Restez à l'affût des dernières nouveautés en matière de codage sécurisé.
Le paysage des cybermenaces est en constante évolution et il est plus important que jamais de garder une longueur d'avance. Grâce à une gamme de vidéos, de blogs et de directives pratiques en matière de codage sécurisé, nous pouvons vous aider à vous tenir au courant et à être prêt pour l'avenir.
Nos dernières directives de codage sécurisé.
{
« dépendances » : {
« foo » : « 1.0.0 - 2.9999.9999",
« barre » : « >=1,0.2 <2.1.2 »
}
}
Utilisation de composants présentant des vulnérabilités connues
{
« dépendances » : {
« foo » : « 1.0.0 - 2.9999.9999",
« barre » : « >=1,0.2 <2.1.2 »
}
}
La plupart des applications utilisent de grandes quantités de composants tiers. Ces composants fournissent tout, de la journalisation à la création de modèles, en passant par l'accès à la base de données, etc. Cela facilite grandement le développement de logiciels et permet de gagner beaucoup de temps. Mais ils sont également fabriqués par des personnes, ce qui signifie que certains contiendront inévitablement des vulnérabilités. Lisez le guide pour en savoir plus.
importer mysql.connector
base de données = mysql.connector.connect
Pratique #Bad. Evite ça ! C'est juste pour apprendre.
(host="localhost », user="newuser », passwd="pass », db="sample »)
cur = db.cursor ()
name = raw_input ('Entrez le nom : ')
cur.execute (« SELECT * FROM sample_data WHERE Name = '%s' ; » % name) pour la ligne dans cur.fetchall () : print (row)
db.fermer ()
Injection SQL
importer mysql.connector
base de données = mysql.connector.connect
Pratique #Bad. Evite ça ! C'est juste pour apprendre.
(host="localhost », user="newuser », passwd="pass », db="sample »)
cur = db.cursor ()
name = raw_input ('Entrez le nom : ')
cur.execute (« SELECT * FROM sample_data WHERE Name = '%s' ; » % name) pour la ligne dans cur.fetchall () : print (row)
db.fermer ()
L'injection SQL (SQLi) injecte du code dans des instructions SQL pour attaquer et collecter des informations importantes à partir d'une application. Il s'agit d'une faille de sécurité Web. Il s'agit de la technique de piratage la plus courante qui manipule la base de données et en extrait des informations cruciales.

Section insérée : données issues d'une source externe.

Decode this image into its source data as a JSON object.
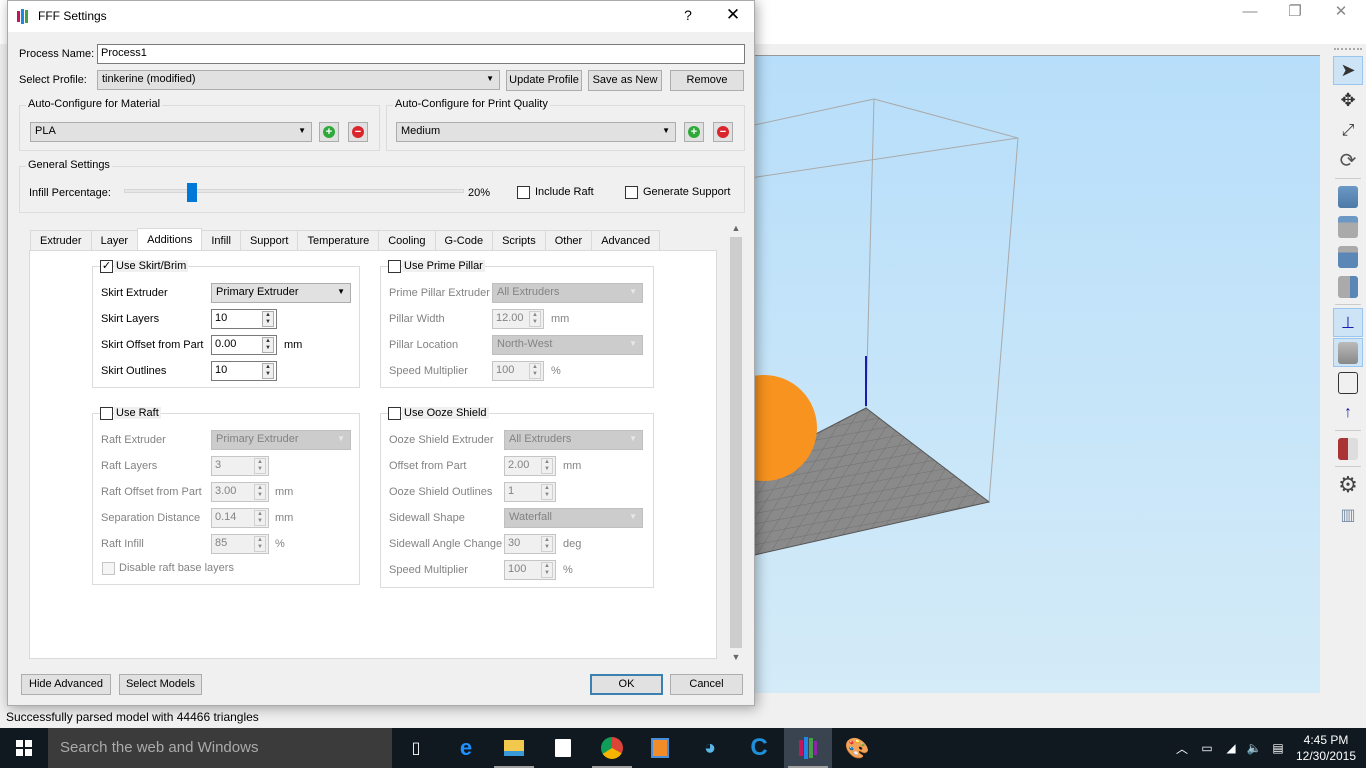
{
  "app": {
    "status": "Successfully parsed model with 44466 triangles",
    "window_controls": {
      "minimize": "—",
      "restore": "❐",
      "close": "✕"
    },
    "toolbar": [
      "select-arrow",
      "move",
      "scale",
      "rotate",
      "view-iso",
      "view-top",
      "view-front",
      "view-right",
      "axes",
      "solid-view",
      "wireframe-view",
      "normal",
      "section",
      "settings",
      "supports"
    ]
  },
  "dialog": {
    "title": "FFF Settings",
    "help": "?",
    "close": "✕",
    "process_name_label": "Process Name:",
    "process_name_value": "Process1",
    "select_profile_label": "Select Profile:",
    "select_profile_value": "tinkerine (modified)",
    "update_profile": "Update Profile",
    "save_as_new": "Save as New",
    "remove": "Remove",
    "material_group": "Auto-Configure for Material",
    "material_value": "PLA",
    "quality_group": "Auto-Configure for Print Quality",
    "quality_value": "Medium",
    "general_group": "General Settings",
    "infill_label": "Infill Percentage:",
    "infill_value": "20%",
    "infill_fraction": 0.2,
    "include_raft": "Include Raft",
    "include_raft_checked": false,
    "generate_support": "Generate Support",
    "generate_support_checked": false,
    "tabs": [
      "Extruder",
      "Layer",
      "Additions",
      "Infill",
      "Support",
      "Temperature",
      "Cooling",
      "G-Code",
      "Scripts",
      "Other",
      "Advanced"
    ],
    "active_tab": "Additions",
    "skirt": {
      "title": "Use Skirt/Brim",
      "checked": true,
      "extruder_label": "Skirt Extruder",
      "extruder_value": "Primary Extruder",
      "layers_label": "Skirt Layers",
      "layers_value": "10",
      "offset_label": "Skirt Offset from Part",
      "offset_value": "0.00",
      "offset_unit": "mm",
      "outlines_label": "Skirt Outlines",
      "outlines_value": "10"
    },
    "pillar": {
      "title": "Use Prime Pillar",
      "checked": false,
      "extruder_label": "Prime Pillar Extruder",
      "extruder_value": "All Extruders",
      "width_label": "Pillar Width",
      "width_value": "12.00",
      "width_unit": "mm",
      "location_label": "Pillar Location",
      "location_value": "North-West",
      "speed_label": "Speed Multiplier",
      "speed_value": "100",
      "speed_unit": "%"
    },
    "raft": {
      "title": "Use Raft",
      "checked": false,
      "extruder_label": "Raft Extruder",
      "extruder_value": "Primary Extruder",
      "layers_label": "Raft Layers",
      "layers_value": "3",
      "offset_label": "Raft Offset from Part",
      "offset_value": "3.00",
      "offset_unit": "mm",
      "separation_label": "Separation Distance",
      "separation_value": "0.14",
      "separation_unit": "mm",
      "infill_label": "Raft Infill",
      "infill_value": "85",
      "infill_unit": "%",
      "disable_base": "Disable raft base layers"
    },
    "ooze": {
      "title": "Use Ooze Shield",
      "checked": false,
      "extruder_label": "Ooze Shield Extruder",
      "extruder_value": "All Extruders",
      "offset_label": "Offset from Part",
      "offset_value": "2.00",
      "offset_unit": "mm",
      "outlines_label": "Ooze Shield Outlines",
      "outlines_value": "1",
      "shape_label": "Sidewall Shape",
      "shape_value": "Waterfall",
      "angle_label": "Sidewall Angle Change",
      "angle_value": "30",
      "angle_unit": "deg",
      "speed_label": "Speed Multiplier",
      "speed_value": "100",
      "speed_unit": "%"
    },
    "hide_advanced": "Hide Advanced",
    "select_models": "Select Models",
    "ok": "OK",
    "cancel": "Cancel"
  },
  "taskbar": {
    "search_placeholder": "Search the web and Windows",
    "apps": [
      "task-view",
      "edge",
      "file-explorer",
      "store",
      "chrome",
      "media-player",
      "app-bird",
      "app-c",
      "simplify3d",
      "paint"
    ],
    "time": "4:45 PM",
    "date": "12/30/2015"
  }
}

De nombreux frameworks disposent également d'un ensemble de points de terminaison qui peuvent être activés, ce qui permet de surveiller l'application, que ce soit dans un environnement de production ou de test/développement. Il peut s'agir notamment des éléments suivants :
Métriques (Prometheus)
Journaux
Informations sur l'environnement
Mappages chemin/URL
Mauvaise configuration de la sécurité
De nombreux frameworks disposent également d'un ensemble de points de terminaison qui peuvent être activés, ce qui permet de surveiller l'application, que ce soit dans un environnement de production ou de test/développement. Il peut s'agir notamment des éléments suivants :
Métriques (Prometheus)
Journaux
Informations sur l'environnement
Mappages chemin/URL
La mauvaise configuration de sécurité est en quelque sorte un terme générique qui couvre les vulnérabilités courantes qui apparaissent en raison des paramètres de configuration d'une application, plutôt que d'un code incorrect. Il s'agit d'un sujet très varié qui dépend fortement de facteurs tels que votre infrastructure technologique. La résolution de ces problèmes semble souvent simple, comme la modification d'un fichier de configuration ou même d'une seule ligne de code, mais l'impact et les conséquences de ces vulnérabilités peuvent être graves. Lisez notre guide pour en savoir plus sur cette vulnérabilité et sur la manière de l'atténuer.
ts
let url = request.params.url ;
let response = http.get (url) ;
let render = response.render () ;
renvoie render.export () ;
Falsification des demandes de serveur
ts
let url = request.params.url ;
let response = http.get (url) ;
let render = response.render () ;
renvoie render.export () ;
Les vulnérabilités liées à la falsification des requêtes côté serveur se produisent lorsqu'un utilisateur parvient à demander à une application d'envoyer des requêtes HTTP à un domaine déterminé par l'attaquant. Si une application a accès à des réseaux privés/internes, un attaquant peut également amener l'application à envoyer des requêtes à des serveurs internes. Nous examinerons cela de plus près à l'aide de quelques exemples pour mieux comprendre à quoi cela ressemble en action dans cette directive.
Missions de codage sécurisé dans le monde réel.
Explorez notre bibliothèque d'exercices de formation destinés au public. Ces exemples de missions SCW vous offrent une expérience pratique guidée de certaines pratiques de codage sécurisé offensives dans le cadre d'une simulation d'application réelle.